DESCRIPTION OF SYMBOLS 10 ... Spectral tomographic image measuring device 12 ... Objective lens 13 ... Lens drive mechanism 14 ... Phase shifter 15 ... Fixed mirror part 16 ... Movable mirror part 18 ... Drive stage 20 ... Control part 22 ... Imaging lens 24 ... Detection part 30 ... 1st 1 glass plate 32 ... 2nd glass plate 40 ... glass for optical path length difference expansion / contraction

Claims (6)

a) a splitting optical system in which light emitted in various directions from each measurement point of the object to be measured is incident;
b) An imaging optical system for guiding the light transmitted through the splitting optical system to substantially the same point to form an interference image;
c) a detection unit for detecting the light intensity of the interference image;
d) optical path length difference expansion / contraction means for expanding / contracting a relative optical optical path length difference between a part of the light traveling from the splitting optical system toward the imaging optical system and the remaining light;
e) Obtaining an interferogram at each measurement point of the object to be measured based on a change in light intensity detected by the detection unit by expanding / contracting the optical optical path length difference by the optical path length difference expansion / contraction means, and the interferogram A processing unit that obtains a spectrum by Fourier transforming
A spectroscopic measurement device comprising: a) a splitting optical system that guides light emitted from each measurement point of the object to be measured in various directions into a first reflecting part and a second reflecting part;
b) an imaging optical system for guiding the light reflected by the first and second reflecting portions to substantially the same point to form an interference image;
c) By moving the first and second reflecting parts relatively, light traveling from the splitting optical system to the imaging optical system via the first reflecting part and the second reflecting part from the splitting optical system.
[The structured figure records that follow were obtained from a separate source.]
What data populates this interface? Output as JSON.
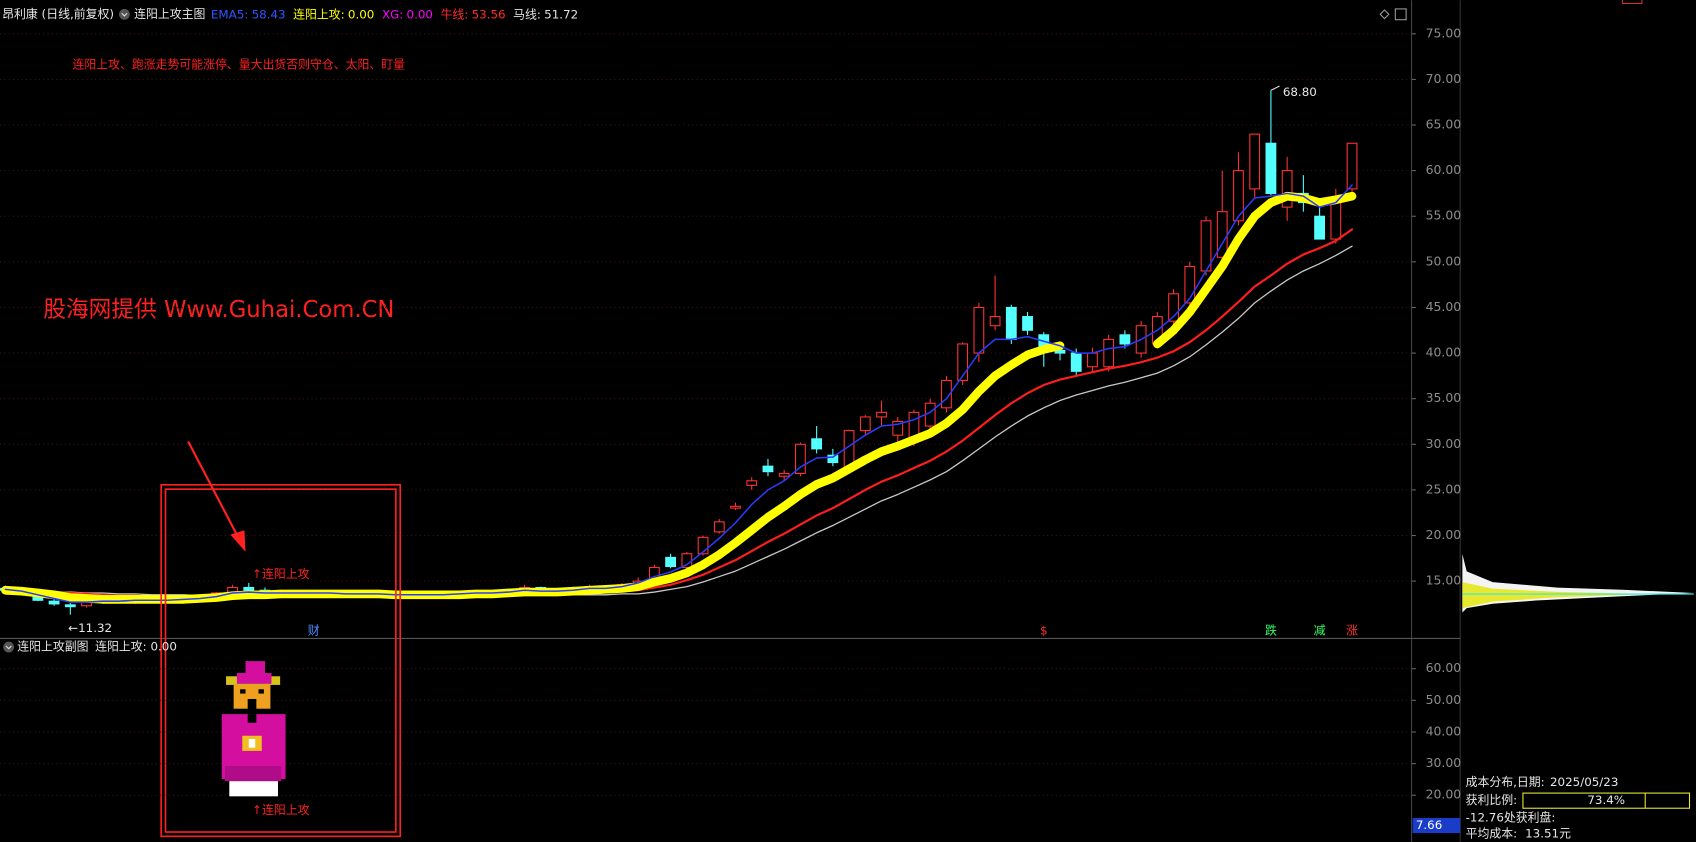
{
  "header": {
    "stock": "昂利康 (日线,前复权)",
    "indicator": "连阳上攻主图"
  },
  "chart_data": {
    "type": "candlestick",
    "readouts": [
      {
        "label": "EMA5:",
        "value": "58.43",
        "color": "#2f55ff"
      },
      {
        "label": "连阳上攻:",
        "value": "0.00",
        "color": "#ffff00"
      },
      {
        "label": "XG:",
        "value": "0.00",
        "color": "#ff00ff"
      },
      {
        "label": "牛线:",
        "value": "53.56",
        "color": "#ff2a2a"
      },
      {
        "label": "马线:",
        "value": "51.72",
        "color": "#e0e0e0"
      }
    ],
    "note": "连阳上攻、跑涨走势可能涨停、量大出货否则守仓、太阳、盯量",
    "watermark": "股海网提供 Www.Guhai.Com.CN",
    "signal_text": "↑连阳上攻",
    "high_label": "68.80",
    "low_label": "←11.32",
    "up_color": "#ff3232",
    "down_color": "#54ffff",
    "open": [
      14.2,
      14.0,
      13.5,
      12.8,
      12.4,
      12.3,
      12.7,
      12.9,
      12.8,
      13.0,
      12.9,
      12.8,
      13.1,
      13.2,
      13.7,
      14.3,
      14.0,
      13.6,
      13.8,
      13.7,
      13.6,
      13.7,
      13.5,
      13.6,
      13.5,
      13.4,
      13.5,
      13.6,
      13.5,
      13.7,
      13.8,
      13.6,
      14.0,
      14.3,
      13.8,
      14.0,
      14.2,
      14.4,
      14.3,
      14.6,
      15.0,
      17.6,
      16.5,
      18.0,
      20.4,
      23.0,
      25.5,
      27.6,
      26.5,
      26.8,
      30.6,
      28.8,
      27.5,
      31.5,
      33.0,
      31.0,
      30.5,
      32.0,
      34.0,
      37.0,
      40.0,
      43.0,
      45.0,
      44.0,
      42.0,
      40.3,
      40.0,
      38.5,
      38.5,
      42.0,
      40.0,
      41.0,
      43.5,
      45.5,
      49.0,
      50.5,
      54.5,
      58.0,
      63.0,
      56.0,
      57.5,
      55.0,
      52.5,
      58.0
    ],
    "high": [
      14.5,
      14.3,
      13.6,
      13.0,
      12.6,
      12.9,
      13.1,
      13.2,
      13.1,
      13.3,
      13.1,
      13.2,
      13.4,
      13.8,
      14.6,
      14.8,
      14.3,
      14.0,
      14.0,
      13.9,
      13.9,
      13.8,
      13.8,
      13.7,
      13.6,
      13.7,
      13.8,
      13.7,
      13.9,
      14.0,
      13.9,
      14.2,
      14.6,
      14.4,
      14.2,
      14.4,
      14.6,
      14.5,
      14.8,
      15.4,
      16.8,
      18.0,
      18.2,
      20.0,
      21.8,
      23.6,
      26.4,
      28.4,
      27.2,
      30.2,
      32.0,
      29.5,
      31.6,
      33.2,
      34.8,
      33.0,
      33.8,
      35.0,
      37.5,
      41.2,
      45.5,
      48.5,
      45.3,
      44.5,
      42.3,
      41.0,
      40.5,
      40.6,
      42.0,
      42.5,
      43.5,
      44.5,
      47.0,
      50.0,
      55.0,
      60.0,
      62.0,
      64.0,
      68.8,
      61.5,
      59.5,
      56.0,
      58.0,
      63.0
    ],
    "low": [
      13.8,
      13.5,
      12.8,
      12.3,
      11.32,
      12.1,
      12.5,
      12.6,
      12.5,
      12.8,
      12.6,
      12.6,
      12.9,
      13.0,
      13.5,
      13.8,
      13.5,
      13.4,
      13.5,
      13.4,
      13.4,
      13.3,
      13.3,
      13.3,
      13.2,
      13.3,
      13.4,
      13.3,
      13.4,
      13.5,
      13.4,
      13.5,
      13.9,
      13.7,
      13.7,
      13.9,
      14.0,
      14.1,
      14.2,
      14.4,
      14.9,
      16.4,
      16.3,
      17.8,
      20.2,
      22.8,
      25.0,
      26.5,
      26.0,
      26.5,
      29.0,
      27.6,
      27.0,
      31.0,
      32.0,
      29.5,
      29.8,
      31.5,
      33.5,
      36.5,
      39.0,
      42.5,
      41.0,
      42.0,
      38.5,
      39.2,
      37.5,
      38.0,
      38.0,
      40.5,
      39.5,
      40.5,
      43.0,
      45.0,
      48.5,
      50.0,
      54.0,
      57.0,
      57.3,
      54.5,
      55.5,
      52.5,
      52.0,
      57.5
    ],
    "close": [
      14.0,
      13.7,
      12.9,
      12.5,
      12.2,
      12.7,
      12.9,
      12.8,
      13.0,
      12.9,
      12.8,
      13.1,
      13.2,
      13.7,
      14.3,
      14.0,
      13.6,
      13.8,
      13.7,
      13.6,
      13.7,
      13.5,
      13.6,
      13.5,
      13.4,
      13.5,
      13.6,
      13.5,
      13.7,
      13.8,
      13.6,
      14.0,
      14.3,
      13.8,
      14.0,
      14.2,
      14.4,
      14.3,
      14.6,
      15.0,
      16.5,
      16.6,
      18.0,
      19.8,
      21.5,
      23.2,
      26.0,
      27.0,
      26.8,
      30.0,
      29.5,
      28.0,
      31.5,
      33.0,
      33.5,
      32.5,
      33.5,
      34.5,
      37.0,
      41.0,
      45.0,
      44.0,
      41.5,
      42.5,
      40.5,
      40.0,
      38.0,
      40.0,
      41.5,
      41.0,
      43.0,
      44.0,
      46.5,
      49.5,
      54.5,
      55.5,
      60.0,
      64.0,
      57.5,
      60.0,
      56.5,
      52.5,
      57.0,
      63.0
    ],
    "series": [
      {
        "color": "#c8c8c8",
        "width": 1.2,
        "values": [
          13.9,
          13.9,
          13.9,
          13.8,
          13.8,
          13.7,
          13.7,
          13.6,
          13.6,
          13.5,
          13.5,
          13.5,
          13.4,
          13.4,
          13.4,
          13.4,
          13.4,
          13.4,
          13.4,
          13.4,
          13.4,
          13.4,
          13.4,
          13.4,
          13.4,
          13.4,
          13.4,
          13.4,
          13.4,
          13.4,
          13.4,
          13.4,
          13.5,
          13.5,
          13.5,
          13.5,
          13.5,
          13.5,
          13.6,
          13.6,
          13.8,
          14.1,
          14.4,
          14.9,
          15.5,
          16.1,
          16.9,
          17.7,
          18.5,
          19.4,
          20.3,
          21.1,
          22.0,
          22.9,
          23.8,
          24.5,
          25.3,
          26.1,
          27.0,
          28.2,
          29.5,
          30.8,
          32.0,
          33.1,
          34.0,
          34.8,
          35.4,
          35.9,
          36.4,
          36.8,
          37.3,
          37.8,
          38.6,
          39.6,
          40.9,
          42.3,
          43.8,
          45.5,
          46.8,
          48.0,
          49.0,
          49.8,
          50.7,
          51.72
        ]
      },
      {
        "color": "#ff1e1e",
        "width": 2,
        "values": [
          14.0,
          14.0,
          13.9,
          13.8,
          13.7,
          13.6,
          13.5,
          13.4,
          13.4,
          13.3,
          13.3,
          13.3,
          13.3,
          13.3,
          13.4,
          13.4,
          13.4,
          13.4,
          13.4,
          13.4,
          13.5,
          13.5,
          13.5,
          13.5,
          13.5,
          13.5,
          13.5,
          13.5,
          13.5,
          13.5,
          13.5,
          13.6,
          13.6,
          13.6,
          13.7,
          13.7,
          13.8,
          13.8,
          13.9,
          14.0,
          14.3,
          14.6,
          15.1,
          15.7,
          16.5,
          17.3,
          18.3,
          19.3,
          20.2,
          21.2,
          22.2,
          23.0,
          24.0,
          25.0,
          25.9,
          26.6,
          27.4,
          28.2,
          29.2,
          30.4,
          31.8,
          33.2,
          34.5,
          35.6,
          36.5,
          37.1,
          37.5,
          37.9,
          38.3,
          38.6,
          39.0,
          39.5,
          40.2,
          41.2,
          42.5,
          44.0,
          45.6,
          47.3,
          48.5,
          49.8,
          50.8,
          51.5,
          52.3,
          53.56
        ]
      },
      {
        "color": "#ffff00",
        "width": 8,
        "values": [
          14.0,
          13.9,
          13.7,
          13.5,
          13.2,
          13.1,
          13.0,
          13.0,
          13.0,
          13.0,
          13.0,
          13.0,
          13.1,
          13.2,
          13.4,
          13.5,
          13.5,
          13.6,
          13.6,
          13.6,
          13.6,
          13.6,
          13.6,
          13.6,
          13.5,
          13.5,
          13.5,
          13.5,
          13.5,
          13.6,
          13.6,
          13.7,
          13.8,
          13.8,
          13.8,
          13.9,
          14.0,
          14.1,
          14.2,
          14.4,
          14.9,
          15.3,
          15.9,
          16.8,
          17.9,
          19.2,
          20.6,
          22.0,
          23.2,
          24.5,
          25.6,
          26.3,
          27.3,
          28.3,
          29.2,
          29.8,
          30.5,
          31.2,
          32.3,
          33.8,
          35.8,
          37.5,
          38.7,
          39.8,
          40.4,
          40.8,
          null,
          null,
          null,
          null,
          null,
          41.0,
          42.5,
          44.5,
          47.0,
          49.5,
          52.5,
          55.0,
          56.5,
          57.2,
          57.0,
          56.5,
          56.8,
          57.2
        ]
      },
      {
        "color": "#2a3cff",
        "width": 1.4,
        "values": [
          14.1,
          13.9,
          13.5,
          13.1,
          12.7,
          12.7,
          12.8,
          12.8,
          12.9,
          12.9,
          12.9,
          13.0,
          13.1,
          13.3,
          13.7,
          13.8,
          13.7,
          13.7,
          13.7,
          13.7,
          13.7,
          13.6,
          13.6,
          13.6,
          13.5,
          13.5,
          13.5,
          13.5,
          13.6,
          13.7,
          13.7,
          13.8,
          14.0,
          13.9,
          13.9,
          14.0,
          14.2,
          14.2,
          14.4,
          14.8,
          15.5,
          16.0,
          16.8,
          18.2,
          19.7,
          21.4,
          23.4,
          25.0,
          26.0,
          27.5,
          28.5,
          28.6,
          29.8,
          31.0,
          32.0,
          32.2,
          32.7,
          33.5,
          35.0,
          37.5,
          40.0,
          41.5,
          41.5,
          41.8,
          41.3,
          40.8,
          40.0,
          40.0,
          40.5,
          40.7,
          41.5,
          42.5,
          44.0,
          46.0,
          49.0,
          52.0,
          55.0,
          57.0,
          57.2,
          57.5,
          57.2,
          56.0,
          56.5,
          58.43
        ]
      }
    ],
    "signals": [
      null,
      null,
      null,
      null,
      null,
      null,
      null,
      null,
      null,
      null,
      null,
      null,
      null,
      null,
      null,
      null,
      null,
      null,
      null,
      {
        "text": "财",
        "color": "#4d8dff"
      },
      null,
      null,
      null,
      null,
      null,
      null,
      null,
      null,
      null,
      null,
      null,
      null,
      null,
      null,
      null,
      null,
      null,
      null,
      null,
      null,
      null,
      null,
      null,
      null,
      null,
      null,
      null,
      null,
      null,
      null,
      null,
      null,
      null,
      null,
      null,
      null,
      null,
      null,
      null,
      null,
      null,
      null,
      null,
      null,
      {
        "text": "$",
        "color": "#ff3232"
      },
      null,
      null,
      null,
      null,
      null,
      null,
      null,
      null,
      null,
      null,
      null,
      null,
      null,
      {
        "text": "跌",
        "color": "#33ff66"
      },
      null,
      null,
      {
        "text": "减",
        "color": "#33ff66"
      },
      null,
      {
        "text": "涨",
        "color": "#ff3232"
      }
    ],
    "ylim": [
      8.72,
      76.07
    ],
    "yticks": [
      {
        "value": 15,
        "label": "15.00"
      },
      {
        "value": 20,
        "label": "20.00"
      },
      {
        "value": 25,
        "label": "25.00"
      },
      {
        "value": 30,
        "label": "30.00"
      },
      {
        "value": 35,
        "label": "35.00"
      },
      {
        "value": 40,
        "label": "40.00"
      },
      {
        "value": 45,
        "label": "45.00"
      },
      {
        "value": 50,
        "label": "50.00"
      },
      {
        "value": 55,
        "label": "55.00"
      },
      {
        "value": 60,
        "label": "60.00"
      },
      {
        "value": 65,
        "label": "65.00"
      },
      {
        "value": 70,
        "label": "70.00"
      },
      {
        "value": 75,
        "label": "75.00"
      }
    ],
    "grid": true
  },
  "subchart": {
    "title": "连阳上攻副图",
    "readout": "连阳上攻: 0.00",
    "signal_text": "↑连阳上攻",
    "cursor_label": "7.66",
    "ylim": [
      5.3,
      69.57
    ],
    "yticks": [
      {
        "value": 20,
        "label": "20.00"
      },
      {
        "value": 30,
        "label": "30.00"
      },
      {
        "value": 40,
        "label": "40.00"
      },
      {
        "value": 50,
        "label": "50.00"
      },
      {
        "value": 60,
        "label": "60.00"
      }
    ]
  },
  "chips": {
    "title": "成本分布,日期:",
    "date": "2025/05/23",
    "profit_title": "获利比例:",
    "profit": {
      "value": 73.4,
      "label": "73.4%",
      "xlim": [
        0,
        100
      ]
    },
    "profit_line": "-12.76处获利盘:",
    "avg_title": "平均成本:",
    "avg": "13.51元"
  }
}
An optical path length difference expansion / contraction means for expanding / contracting the optical optical path length difference of the light passing through the imaging optical system,
d) a detection unit for detecting the light intensity of the interference image;
e) Obtaining an interferogram at each measurement point of the object to be measured based on a change in light intensity detected by the detection unit by expanding / contracting the optical optical path length difference by the optical path length difference expansion / contraction means, and the interferogram A processing unit that obtains a spectrum by Fourier transforming
A spectroscopic measurement device comprising:   The spectroscopic measurement apparatus according to claim 2, wherein the reflection surfaces of the first and second reflection portions are arranged in a state inclined by 45 ° with respect to the optical axis of the light beam transmitted through the split optical system. .   4. The spectroscopic measurement apparatus according to claim 1, wherein the processing unit obtains a spectrum of light emitted from a measurement point located at a focusing position of the divided optical system in the object to be measured.   The spectroscopic measurement apparatus according to claim 4, further comprising: a focus position changing unit that relatively changes a focus position of the split optical system with respect to the object to be measured. a) The light emitted from each measurement point of the object to be measured in various directions is divided into a phase-fixed light beam group and a phase-variable light beam group by a splitting optical system,
b) While expanding or contracting the optical path length difference of the phase variable beam group, the phase variable beam group and the phase fixed beam group are guided to substantially the same point by an imaging optical system to form an interference image,
c) A spectroscopic measurement method for obtaining an interferogram at each measurement point of the object to be measured based on a change in light intensity of the interference image, and acquiring a spectrum by Fourier transforming the interferogram.